Un article de RTV Slovenija rapporte un lien particulier entre le député Boris Mijič et une société nommée IM-Konstruktor d.o.o., qui appartient à sa famille. L'entreprise est enregistrée sous une boîte aux lettres partagée par environ 600 autres entreprises, ce qui soulève des questions sur la transparence et les manœuvres financières potentielles. L'article note que la société a été acquise par la mère de Mijič, Svjetlana Mijić, juste avant les élections nationales, et a déplacé ses activités de la production de boissons non alcoolisées à la construction et à l'ingénierie. Il souligne que les activités de la société ont déjà été associées à des difficultés financières, y compris des comptes bloqués et des salaires impayés. L'article suggère que l'acquisition pourrait représenter un transfert d'affaires des opérations de la société précédemment en difficulté Progros à une nouvelle entité, sans doute moins endettée au sein de la famille Mijič.

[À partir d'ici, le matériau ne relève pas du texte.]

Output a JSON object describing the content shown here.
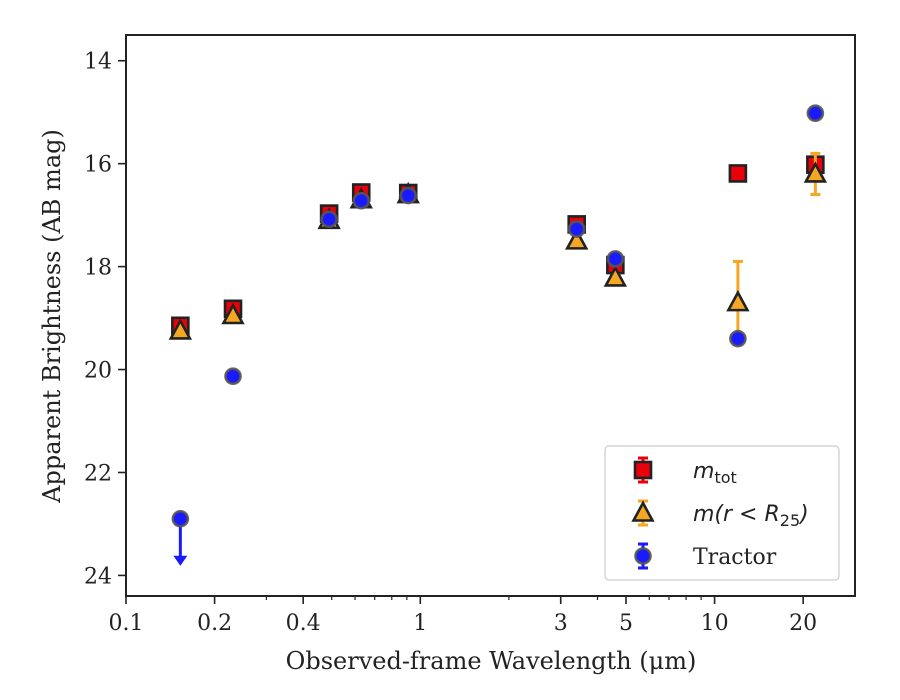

Lecture du biais (Progressiste): L'article évoque la possibilité d'un abus d'une entreprise familiale pour contourner des obligations financières, impliquant une éventuelle corruption ou un comportement contraire à l'éthique.
Pourquoi factualité (85): The article accurately reports on IM-Konstruktor's connection to Mijič's family and provides specific details about the company's activities. While it doesn't directly address Mijič's educational claims, it presents factual information about business operations that aligns with the primary source do
Pourquoi objectivité (75): The article maintains a relatively neutral tone when describing business facts but shows some bias by implying negative connotations about Mijič's business practices without explicit evidence of wrongdoing.